Researchers in the US have developed soft and stretchable devices that operate using ionotronic technology without the need for a liquid electrolyte. The work boosts the prospect of ionotronic devices being used in soft robotics, human–computer interfaces, wearable sensors and energy harvesting.
In ionotronic technology, ions are the charge carriers rather than electrons. Using soft ion-conducting materials such as hydrogels and polymers offers the prospect of inherently flexible circuits – and since most biological signalling also uses ions, it could be a route to creating interfaces between humans and machines. Previous studies into ionotronic devices have used hydrogels with salt water solutions to carry charges. But liquid electrolytes are prone to leak or evaporate when the devices are stretched or deformed.
Now, Ryan Hayward and his team at the University of Massachusetts have developed ionotronic devices using stretchy ionelastomers that don’t require liquid electrolytes. ‘Our material relies on soft networks of charged polymers where the counterions are the only mobile species. In addition, our devices operate without requiring any electrochemical reactions, which can alleviate issues of long-term device instability,’ Hayward explains.

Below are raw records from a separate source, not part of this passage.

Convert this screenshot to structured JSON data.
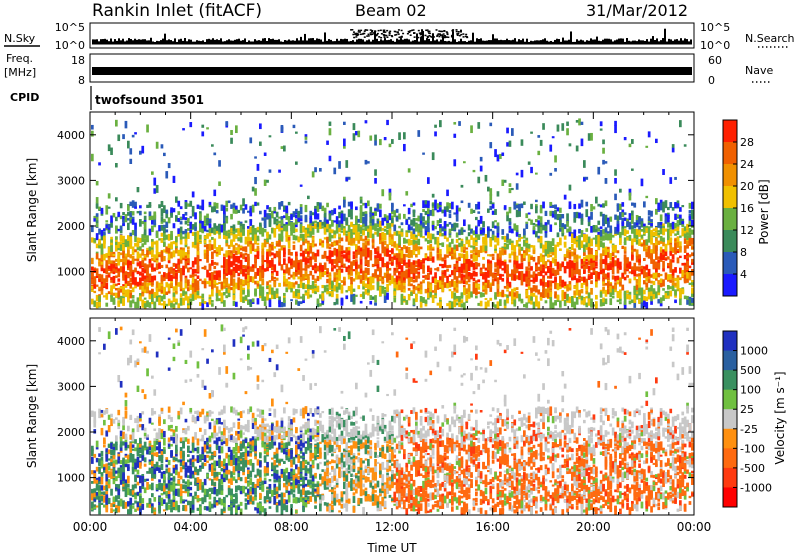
{
  "header": {
    "station": "Rankin Inlet (fitACF)",
    "beam": "Beam 02",
    "date": "31/Mar/2012"
  },
  "mini_panels": {
    "nsky_label": "N.Sky",
    "nsearch_label": "N.Search",
    "nsky_ticks": [
      "10^5",
      "10^0"
    ],
    "freq_label_1": "Freq.",
    "freq_label_2": "[MHz]",
    "freq_ticks": [
      "18",
      "8"
    ],
    "nave_label": "Nave",
    "nave_ticks": [
      "60",
      "0"
    ],
    "cpid_label": "CPID",
    "cpid_text": "twofsound 3501"
  },
  "chart_data": [
    {
      "type": "heatmap",
      "title": "",
      "ylabel": "Slant Range [km]",
      "xlabel": "",
      "x_range_hours": [
        0,
        24
      ],
      "ylim": [
        180,
        4500
      ],
      "yticks": [
        "1000",
        "2000",
        "3000",
        "4000"
      ],
      "colorbar": {
        "label": "Power [dB]",
        "ticks": [
          "4",
          "8",
          "12",
          "16",
          "20",
          "24",
          "28"
        ],
        "colors": [
          "#1a1aff",
          "#2a5ab8",
          "#3a8a5a",
          "#6ab040",
          "#f0c000",
          "#f09000",
          "#f06000",
          "#ff2000"
        ]
      }
    },
    {
      "type": "heatmap",
      "title": "",
      "ylabel": "Slant Range [km]",
      "xlabel": "Time UT",
      "x_range_hours": [
        0,
        24
      ],
      "ylim": [
        180,
        4500
      ],
      "yticks": [
        "1000",
        "2000",
        "3000",
        "4000"
      ],
      "xticks": [
        "00:00",
        "04:00",
        "08:00",
        "12:00",
        "16:00",
        "20:00",
        "00:00"
      ],
      "colorbar": {
        "label": "Velocity [m s⁻¹]",
        "ticks": [
          "1000",
          "500",
          "100",
          "25",
          "-25",
          "-100",
          "-500",
          "-1000"
        ],
        "colors": [
          "#2030c0",
          "#2a60a0",
          "#3a9060",
          "#70c040",
          "#c8c8c8",
          "#ff9010",
          "#ff6a10",
          "#ff3a10",
          "#ff0000"
        ]
      }
    }
  ]
}
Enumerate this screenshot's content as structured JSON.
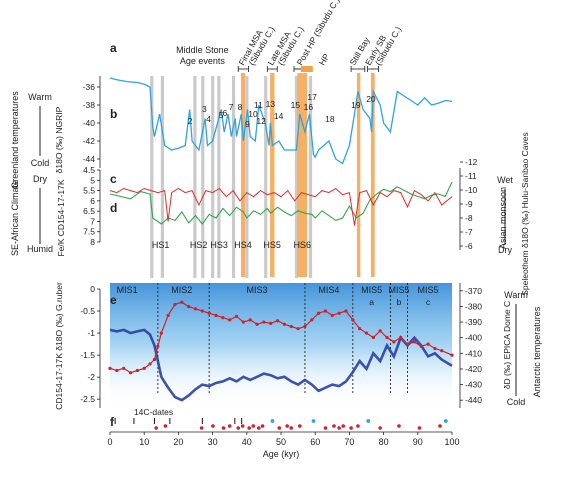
{
  "figure": {
    "panel_labels": [
      "a",
      "b",
      "c",
      "d",
      "e",
      "f"
    ],
    "x_axis": {
      "label": "Age (kyr)",
      "ticks": [
        0,
        10,
        20,
        30,
        40,
        50,
        60,
        70,
        80,
        90,
        100
      ],
      "range": [
        0,
        100
      ]
    },
    "events": {
      "middle_stone": [
        "Middle Stone",
        "Age events"
      ],
      "labels": [
        {
          "text": "Final MSA",
          "sub": "(Sibudu C.)",
          "x": 39.0
        },
        {
          "text": "Late MSA",
          "sub": "(Sibudu C.)",
          "x": 47.5
        },
        {
          "text": "Post HP (Sibudu C.)",
          "sub": "",
          "x": 56.0
        },
        {
          "text": "HP",
          "sub": "",
          "x": 62.5
        },
        {
          "text": "Still Bay",
          "sub": "",
          "x": 71.5
        },
        {
          "text": "Early SB",
          "sub": "(Sibudu C.)",
          "x": 76.0
        }
      ]
    },
    "heinrich_labels": [
      "HS1",
      "HS2",
      "HS3",
      "HS4",
      "HS5",
      "HS6"
    ],
    "mis_labels": [
      "MIS1",
      "MIS2",
      "MIS3",
      "MIS4",
      "MIS5",
      "MIS5",
      "MIS5"
    ],
    "mis_sublabels": [
      "a",
      "b",
      "c"
    ],
    "dansgaard_oeschger": [
      "2",
      "3",
      "4",
      "5",
      "6",
      "7",
      "8",
      "9",
      "10",
      "11",
      "12",
      "13",
      "14",
      "15",
      "16",
      "17",
      "18",
      "19",
      "20"
    ],
    "radiocarbon_label": "14C-dates",
    "left_axes": {
      "b": {
        "title": "Greenland temperatures",
        "ylabel": "δ18O (‰) NGRIP",
        "warm": "Warm",
        "cold": "Cold",
        "ticks": [
          "-36",
          "-38",
          "-40",
          "-42",
          "-44"
        ]
      },
      "cd": {
        "title": "SE-African Climate",
        "ylabel": "Fe/K CD154-17-17K",
        "dry": "Dry",
        "humid": "Humid",
        "ticks": [
          "4.5",
          "5",
          "5.5",
          "6",
          "6.5",
          "7",
          "7.5",
          "8"
        ]
      },
      "e": {
        "ylabel": "CD154-17-17K δ18O (‰) G.ruber",
        "ticks": [
          "0",
          "-0.5",
          "-1",
          "-1.5",
          "-2",
          "-2.5"
        ]
      }
    },
    "right_axes": {
      "cd": {
        "title": "Asian monsoon",
        "ylabel": "Speleothem δ18O (‰) Hulu-Sanbao Caves",
        "wet": "Wet",
        "dry": "Dry",
        "ticks": [
          "-12",
          "-11",
          "-10",
          "-9",
          "-8",
          "-7",
          "-6"
        ]
      },
      "e": {
        "title": "Antarctic temperatures",
        "ylabel": "δD (‰) EPICA Dome C",
        "warm": "Warm",
        "cold": "Cold",
        "ticks": [
          "-370",
          "-380",
          "-390",
          "-400",
          "-410",
          "-420",
          "-430",
          "-440"
        ]
      }
    }
  },
  "chart_data": [
    {
      "type": "line",
      "panel": "b",
      "series": [
        {
          "name": "NGRIP δ18O",
          "color": "#2ea3e0"
        }
      ],
      "x": [
        0,
        1,
        2,
        5,
        8,
        10,
        11.7,
        12.5,
        13,
        14.5,
        16,
        18,
        20,
        22,
        23.3,
        24,
        26,
        27.8,
        28.5,
        30,
        32.5,
        33.4,
        34.5,
        35.5,
        36.6,
        37,
        38.4,
        39,
        40.2,
        41,
        42.5,
        43.5,
        45.4,
        46.5,
        46.9,
        47.5,
        49.4,
        51,
        54.5,
        55.5,
        57,
        58.3,
        59.5,
        60,
        61,
        64,
        66,
        68,
        70,
        72,
        72.5,
        74,
        76,
        76.5,
        77,
        79,
        80,
        82,
        84,
        86,
        88,
        90,
        92,
        94,
        96,
        98,
        100
      ],
      "y": [
        -35.0,
        -35.1,
        -35.2,
        -35.4,
        -35.5,
        -35.7,
        -36.0,
        -40.5,
        -41.5,
        -39.0,
        -42.5,
        -43.0,
        -42.8,
        -42.5,
        -38.5,
        -42.0,
        -43.0,
        -39.5,
        -42.5,
        -42.0,
        -38.5,
        -41.0,
        -39.0,
        -41.5,
        -39.5,
        -41.5,
        -39.0,
        -42.0,
        -38.5,
        -41.5,
        -42.0,
        -38.0,
        -40.0,
        -42.5,
        -40.0,
        -42.5,
        -42.0,
        -43.0,
        -43.0,
        -39.0,
        -41.0,
        -39.0,
        -43.5,
        -43.8,
        -43.0,
        -42.0,
        -44.0,
        -44.5,
        -42.5,
        -37.8,
        -36.5,
        -38.5,
        -39.5,
        -41.0,
        -36.5,
        -38.0,
        -40.0,
        -41.0,
        -36.5,
        -37.0,
        -37.5,
        -38.0,
        -37.2,
        -38.0,
        -37.8,
        -37.5,
        -37.6
      ],
      "ylim": [
        -45,
        -35
      ]
    },
    {
      "type": "line",
      "panel": "c",
      "series": [
        {
          "name": "Speleothem δ18O Hulu-Sanbao",
          "color": "#2fa84f"
        }
      ],
      "x": [
        0,
        3,
        6,
        9,
        11.7,
        12.5,
        15,
        17,
        19,
        21,
        23,
        25,
        27,
        29,
        31,
        33,
        35,
        37,
        39,
        40,
        42,
        44,
        46,
        47,
        49,
        51,
        53,
        55,
        57,
        59,
        60,
        62,
        64,
        66,
        68,
        70,
        72,
        74,
        76,
        78,
        80,
        82,
        84,
        86,
        88,
        90,
        92,
        94,
        96,
        98,
        100
      ],
      "y": [
        -10.0,
        -9.8,
        -9.6,
        -10.2,
        -10.0,
        -8.0,
        -7.5,
        -8.0,
        -7.8,
        -8.5,
        -7.6,
        -8.2,
        -7.5,
        -8.3,
        -8.0,
        -8.8,
        -8.2,
        -8.9,
        -8.5,
        -8.0,
        -8.6,
        -8.3,
        -8.8,
        -8.4,
        -8.9,
        -8.5,
        -8.2,
        -8.6,
        -8.4,
        -8.3,
        -8.0,
        -8.6,
        -8.2,
        -7.8,
        -8.0,
        -9.0,
        -8.0,
        -8.4,
        -9.5,
        -10.0,
        -10.4,
        -10.2,
        -10.6,
        -10.3,
        -10.0,
        -9.8,
        -9.6,
        -9.9,
        -10.0,
        -9.8,
        -11.0
      ],
      "ylim": [
        -12,
        -6
      ]
    },
    {
      "type": "line",
      "panel": "d",
      "series": [
        {
          "name": "Fe/K CD154-17-17K",
          "color": "#d9302b"
        }
      ],
      "x": [
        0,
        2,
        4,
        6,
        8,
        10,
        12,
        14,
        16,
        17,
        18,
        20,
        22,
        24,
        26,
        28,
        30,
        32,
        34,
        36,
        38,
        40,
        42,
        44,
        46,
        48,
        50,
        52,
        54,
        56,
        58,
        60,
        62,
        64,
        66,
        68,
        70,
        71.5,
        73,
        75,
        77,
        79,
        81,
        83,
        85,
        87,
        89,
        91,
        93,
        95,
        97,
        100
      ],
      "y": [
        5.5,
        5.6,
        5.4,
        5.5,
        5.6,
        5.4,
        5.5,
        5.6,
        5.5,
        7.0,
        5.6,
        5.4,
        5.6,
        5.5,
        6.2,
        5.5,
        5.6,
        5.4,
        5.8,
        5.5,
        6.0,
        5.6,
        5.8,
        5.5,
        5.7,
        5.6,
        5.8,
        5.5,
        6.0,
        5.6,
        5.7,
        5.8,
        5.5,
        5.6,
        5.4,
        5.7,
        5.6,
        7.2,
        5.6,
        5.5,
        6.2,
        5.6,
        5.8,
        5.5,
        5.6,
        6.3,
        5.5,
        5.7,
        6.0,
        5.6,
        6.2,
        5.8
      ],
      "ylim": [
        4.5,
        8
      ]
    },
    {
      "type": "line",
      "panel": "e",
      "series": [
        {
          "name": "G.ruber δ18O CD154-17-17K",
          "color": "#d0202a"
        },
        {
          "name": "EPICA Dome C δD",
          "color": "#2a3fa0"
        }
      ],
      "x": [
        0,
        2,
        4,
        6,
        8,
        10,
        11.7,
        13,
        14,
        15,
        17,
        19,
        21,
        23,
        25,
        27,
        29,
        31,
        33,
        35,
        37,
        39,
        41,
        43,
        45,
        47,
        49,
        51,
        53,
        55,
        57,
        59,
        61,
        63,
        65,
        67,
        69,
        71,
        73,
        75,
        77,
        79,
        81,
        83,
        85,
        87,
        89,
        91,
        93,
        95,
        97,
        100
      ],
      "ruber": [
        -1.8,
        -1.85,
        -1.8,
        -1.9,
        -1.85,
        -1.8,
        -1.7,
        -1.6,
        -1.3,
        -1.0,
        -0.6,
        -0.35,
        -0.3,
        -0.4,
        -0.45,
        -0.5,
        -0.55,
        -0.6,
        -0.65,
        -0.7,
        -0.62,
        -0.75,
        -0.7,
        -0.8,
        -0.75,
        -0.78,
        -0.72,
        -0.8,
        -0.85,
        -0.9,
        -0.85,
        -0.7,
        -0.55,
        -0.5,
        -0.6,
        -0.55,
        -0.5,
        -0.7,
        -0.9,
        -1.0,
        -1.1,
        -0.95,
        -1.1,
        -1.2,
        -1.1,
        -1.25,
        -1.2,
        -1.3,
        -1.25,
        -1.35,
        -1.4,
        -1.5
      ],
      "epica": [
        -395,
        -396,
        -395,
        -397,
        -396,
        -395,
        -398,
        -405,
        -415,
        -425,
        -432,
        -438,
        -440,
        -437,
        -433,
        -430,
        -431,
        -429,
        -428,
        -426,
        -428,
        -425,
        -427,
        -425,
        -423,
        -424,
        -426,
        -425,
        -428,
        -430,
        -427,
        -430,
        -434,
        -432,
        -430,
        -431,
        -428,
        -422,
        -415,
        -420,
        -410,
        -415,
        -405,
        -412,
        -400,
        -405,
        -400,
        -405,
        -412,
        -410,
        -414,
        -418
      ],
      "ylim_left": [
        -2.7,
        0
      ],
      "ylim_right": [
        -445,
        -365
      ]
    },
    {
      "type": "scatter",
      "panel": "f",
      "series": [
        {
          "name": "14C-dates",
          "color": "#000000",
          "x": [
            1.5,
            7.0,
            13.0,
            17.5,
            27.0,
            36.5,
            38.5
          ]
        },
        {
          "name": "Dates red",
          "color": "#d0202a",
          "x": [
            13.5,
            16.2,
            26.8,
            30.1,
            33.2,
            35.0,
            37.5,
            38.8,
            40.7,
            41.9,
            43.5,
            44.6,
            49.5,
            51.8,
            53.0,
            55.5,
            63.0,
            65.5,
            67.0,
            68.2,
            70.5,
            72.5,
            79.0,
            84.5,
            90.5,
            96.5
          ]
        },
        {
          "name": "Dates blue",
          "color": "#2ea3e0",
          "x": [
            47.5,
            59.5,
            75.5,
            98.2
          ]
        }
      ]
    }
  ]
}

The team made two rubber band-like ionoelastomers: a polyanion and a polycation. In the polyanion, negatively charged sulfate groups are fixed to the elastomer chain while positive imidazole counterions are free to move. The reverse applies to the polycation – the negative ions are fixed but the positive ions can move.
This means each material conducts only positive or negative charge, similar to the way p- and n-type semiconductors transport holes and electrons respectively. The materials can therefore be combined to create ionic analogues of semiconductor electronic components. For example, a junction between layers of opposite polarity acts like a diode, allowing current to pass in one direction but not the other.
The team also created a transistor by sandwiching a polycation layer between two polyanion layers. A third device was able to harvest mechanical energy that was produced when stretching and compressing it.
‘This represents an important next step for iontronics,’ says Daniel Frisbie who investigates semiconducting devices at the University of Minnesota, US. ‘Combining ionic conductivity with elastomeric properties in a single material is the creative aspect of this work that opens up new possibilities, for example in soft robotics or human–machine interfacing.’
Hayward suggests that the range of ionic species that could be used as charge carriers offers further scope for invention. ‘Attaching other functionalities that influence optical characteristics, surface energy, or even bioactivity … would allow the properties of the material to be electronically switched,’ he explains.